Vietnam hopes that the United States will quickly change its rules over alleged export "dumping," bringing them closer in line with the European Union's reformed criteria.
Hanoi is "very keen" that the Biden administration changes its "non-market economy" classification before the US presidential elections in November, and looks to the European Union when adopting its anti-dumping criteria, said a Vietnamese government official, who asked not to be named.
The United States continues to classify communist-run Vietnam as a non-market economy, which is loosely defined as a country in which the state has either a monopoly or near-monopoly on trade.
China and Russia are also on Washington's list of 12 non-market economies.
Impact on anti-dumping proceedings
This designation primarily affects responses to "dumping," when a country's export prices are deemed to be intentionally set below domestic prices, thus causing harm to industries in the importing country.
Washington uses different criteria to assess dumping in market economies and non-market economies, the latter of which are liable to significantly higher anti-dumping duties.
On October 24 last year, the US Commerce Department announced it would review Vietnam's non-market economy classification, a decision that must be made within 270 days, meaning around mid-July.
A change of status by Washington would essentially put the US anti-dumping rules over Vietnam in line with the EU's, analysts say.
Difference between EU and US approach
Since December 2017, the EU has done away with the distinction between "market economies" and "non-market economies." Instead, the distinction is now between whether a country is a member of the World Trade Organization or not, an EU official told DW.
For WTO members, which includes Vietnam, the EU uses an undistorted benchmark to determine the "normal value" of the product, the source explained. The EU's new system simplifies how Brussels determines the cost of a product in its domestic market, giving more weight to the exporting country's estimation, when assessing if it engages in anti-dumping activity.
By comparison, the United States — because it considers Vietnam a non-market economy — assesses a Vietnamese product's value based on what it is worth in a third country (a market economy) and then assumes this is the likely production cost to a Vietnamese company, rather than using data provided by the company itself.
This calculation, which the EU has moved away from, causes the "dumping margin to be pushed up very high" and does not actually reflect the situation of Vietnamese companies, according to Vietnam's Center for WTO and International Trade, a unit under the Vietnam Chamber of Commerce and Industry.
'Market economy status helps Vietnam'
Despite the changes, the EU still investigates Vietnam for alleged dumping. In November, the European Commission launched anti-dumping and anti-subsidy tax investigations over stainless steel product imports from Vietnam.

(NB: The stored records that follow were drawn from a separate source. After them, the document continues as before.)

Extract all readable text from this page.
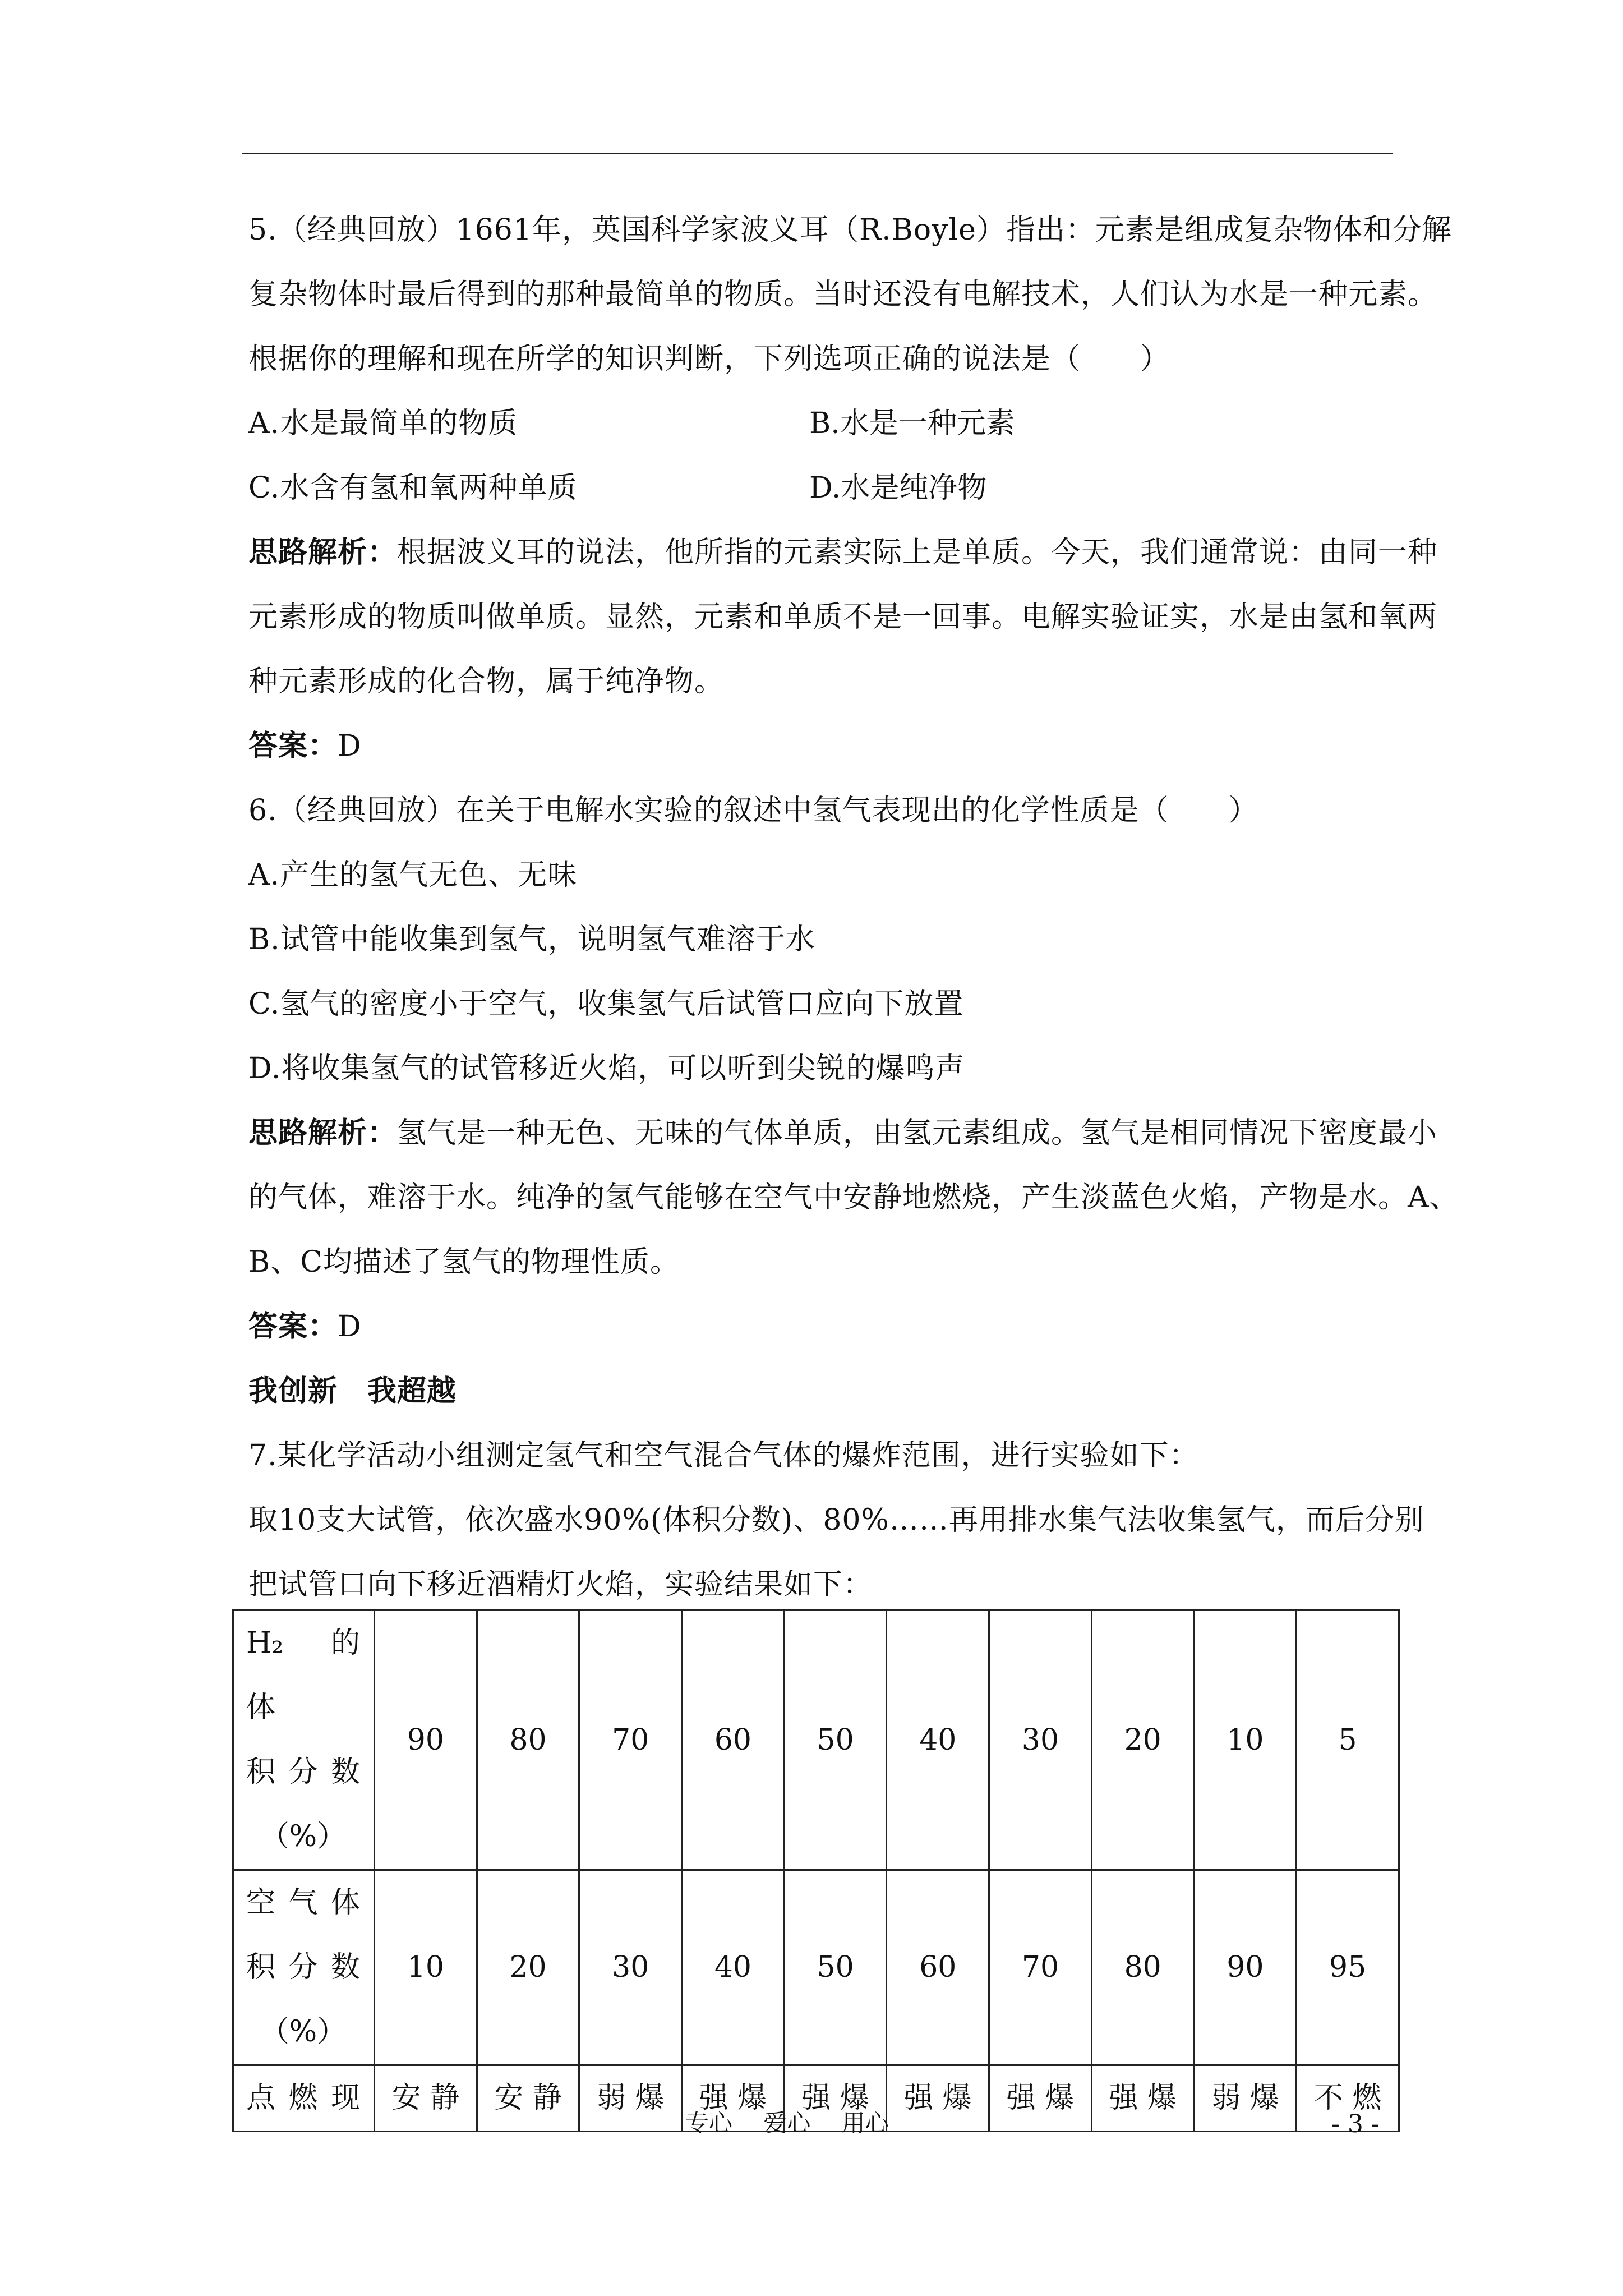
5.（经典回放）1661年，英国科学家波义耳（R.Boyle）指出：元素是组成复杂物体和分解
复杂物体时最后得到的那种最简单的物质。当时还没有电解技术，人们认为水是一种元素。
根据你的理解和现在所学的知识判断，下列选项正确的说法是（　　）
A.水是最简单的物质	B.水是一种元素
C.水含有氢和氧两种单质	D.水是纯净物
思路解析：根据波义耳的说法，他所指的元素实际上是单质。今天，我们通常说：由同一种
元素形成的物质叫做单质。显然，元素和单质不是一回事。电解实验证实，水是由氢和氧两
种元素形成的化合物，属于纯净物。
答案：D
6.（经典回放）在关于电解水实验的叙述中氢气表现出的化学性质是（　　）
A.产生的氢气无色、无味
B.试管中能收集到氢气，说明氢气难溶于水
C.氢气的密度小于空气，收集氢气后试管口应向下放置
D.将收集氢气的试管移近火焰，可以听到尖锐的爆鸣声
思路解析：氢气是一种无色、无味的气体单质，由氢元素组成。氢气是相同情况下密度最小
的气体，难溶于水。纯净的氢气能够在空气中安静地燃烧，产生淡蓝色火焰，产物是水。A、
B、C均描述了氢气的物理性质。
答案：D
我创新　我超越
7.某化学活动小组测定氢气和空气混合气体的爆炸范围，进行实验如下：
取10支大试管，依次盛水90%(体积分数)、80%……再用排水集气法收集氢气，而后分别
把试管口向下移近酒精灯火焰，实验结果如下：
H₂ 的 体
积 分 数
（%）	90	80	70	60	50	40	30	20	10	5

空 气 体
积 分 数
（%）	10	20	30	40	50	60	70	80	90	95

点 燃 现	安 静	安 静	弱 爆	强 爆	强 爆	强 爆	强 爆	强 爆	弱 爆	不 燃
专心　 爱心　 用心	- 3 -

This was based on an assessment that "existing anti-dumping measures on imports of the product concerned are being circumvented by imports of the product under investigation," according to a Commission statement.
A few months earlier, in July 2023, Brussels had extended tariffs on various types of steel imports from Vietnam until the end of June 2024 as a safeguard measure to protect European steel manufacturers.
Hanoi has spent the past year lobbying Washington intensely to bring its anti-dumping rules closer in line with the EU's framework.
"Of course, we want Vietnam to be removed from the US list of non-market-economy countries," Vietnam's ambassador to the United States, Nguyen Quoc Dzung, said at a conference organized by a Washington-based think tank last month, according to Reuters.
Vietnamese Prime Minister Pham Minh Chinh discussed the issue with US Secretary of Commerce Gina Raimondo during a meeting in Washington last September.
"Market economy status helps Vietnam avoid anti-dumping duties by the US, so by getting the status, Vietnam would be able to make their products more competitive," said Trinh Nguyen, a senior economist covering emerging Asia at Natixis.
She added: "The US is a key market so having that status would help Vietnam."
Added pressure on Vietnam
There is further pressure on Vietnam ahead of US presidential elections later this year.
Former President Donald Trump, who is the Republican presidential nominee frontrunner, said that, if reelected, he intends to impose a 60% tariff on all Chinese imports, five times the current average rate, according to US media reports.
During his first term in office, Trump also lashed out at Vietnam for alleged dumping of cheap goods on the US market and for its vast trade surplus. In 2019, he even described Vietnam as "the single worst abuser of everybody," a reference to the effects of its low-cost exports on American industry.
Even in the EU, several national parliaments, including the legislatures of Germany, France, Belgium and the Netherlands, still haven't ratified the EU-Vietnam Investment Protection Agreement (EVIPA).
Although the European Parliament ratified the EVIPA in February 2020 alongside the EU-Vietnam Free Trade Agreement, the investment pact will only come into force when the national parliaments of all 27 EU member states agree to it. Currently, ten countries are yet to do so.
The governments of some of those countries last week announced that they will move forward with the ratification process after meetings with Vietnamese Foreign Minister Bui Thanh Son at the 24th EU-ASEAN ministerial meeting in Brussels.
But a leading reason for delays is that some political parties in hold-out European parliaments are wary that increased investment in Vietnam will hurt their local industries, according to an article published by the Vietnam Investment Review, an outlet run by Vietnam's Ministry of Planning and Investment.